One translation of today’s gospel reading begins ‘these are intolerable words’, referring to Jesus’ teaching about the Eucharist. Coming as they do in this Sunday’s readings straight after that Ephesians passage, many people might nod their heads in agreement: ‘wives be subject to your husbands in all things’, ‘the husband is the head of his wife’ – these have come to be intolerable words because of the way in which they have been ‘cashed out’ socially, culturally and, it has to be said, religiously.

There are other words in that reading too, of course, that tend to be drowned out by the intolerable ones, in particular the words ‘as the Church submits to Christ’, or the words ‘as Christ loves the Church’, or the words ‘be subject to one another in obedience to Christ’ – serve each other in obedience to the one who has become the servant of all.

If we can remove the gender politics from our hearing of that reading (difficult as that is), if we can see that there is a rich mystery into which it invites us and from which it encourages us to understand our experiences of friendship, love and marriage – that all those things are understood most deeply when we understand them in relation to Christ and the Church – then we might find our way beyond words that seem intolerable, sayings that seem hard, into a glimpse of the kingdom of love which Christ has established. 

This is the kingdom where God makes himself the servant of his people to such an extent that, as Thomas Aquinas puts it in his famous Panis Angelicus, ‘manducat Dominum pauper, servus et humilis’: ‘the poor man, the servant, the humble one, eats his Lord’. If any words are intolerable, demanding a whole new mind in order to receive them, then surely such words are.

All sacramental life in the Church is nuptial because it is about the union of God and God’s human creatures, the sharing of life and love between God and human beings, and the sharing of life and love with each other by human beings in obedience to Christ.
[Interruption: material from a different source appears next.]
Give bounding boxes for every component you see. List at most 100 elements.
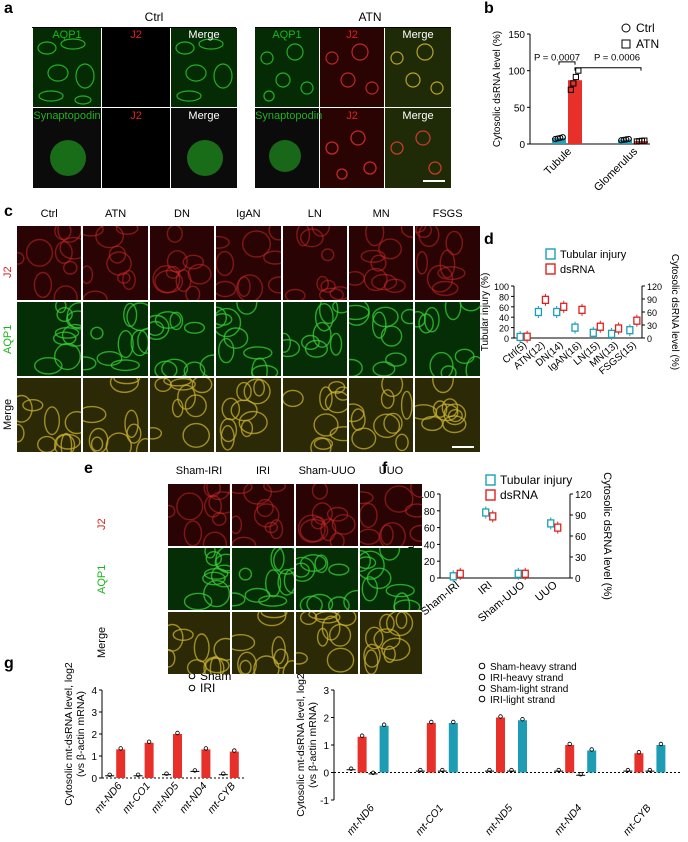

The life and love of the new and everlasting covenant is established in baptism, strengthened in confirmation, healed in reconciliation and anointing, celebrated in the eucharist, and made manifest to the world in the love of married people and in the ministry of priests. 

For now the moment of greatest intimacy we share is our communion in the Body and Blood of Christ. In the Eucharistic Prayers we pray that ‘all of us who share in the body and blood of Christ may be brought together in unity by the Holy Spirit’, and that ‘we who are nourished by his body and blood, may be filled with his Holy Spirit, and become one body, one spirit in Christ’.

So it is about a marriage, it is about poor ones who eat their Lord, it is about the glory of one who is exalted except that his exaltation is on a cross. The Word has indeed become flesh, and flesh to an extent that for some is incredible. We pray that we may continue to believe that here are to be found words of life, words of eternal life.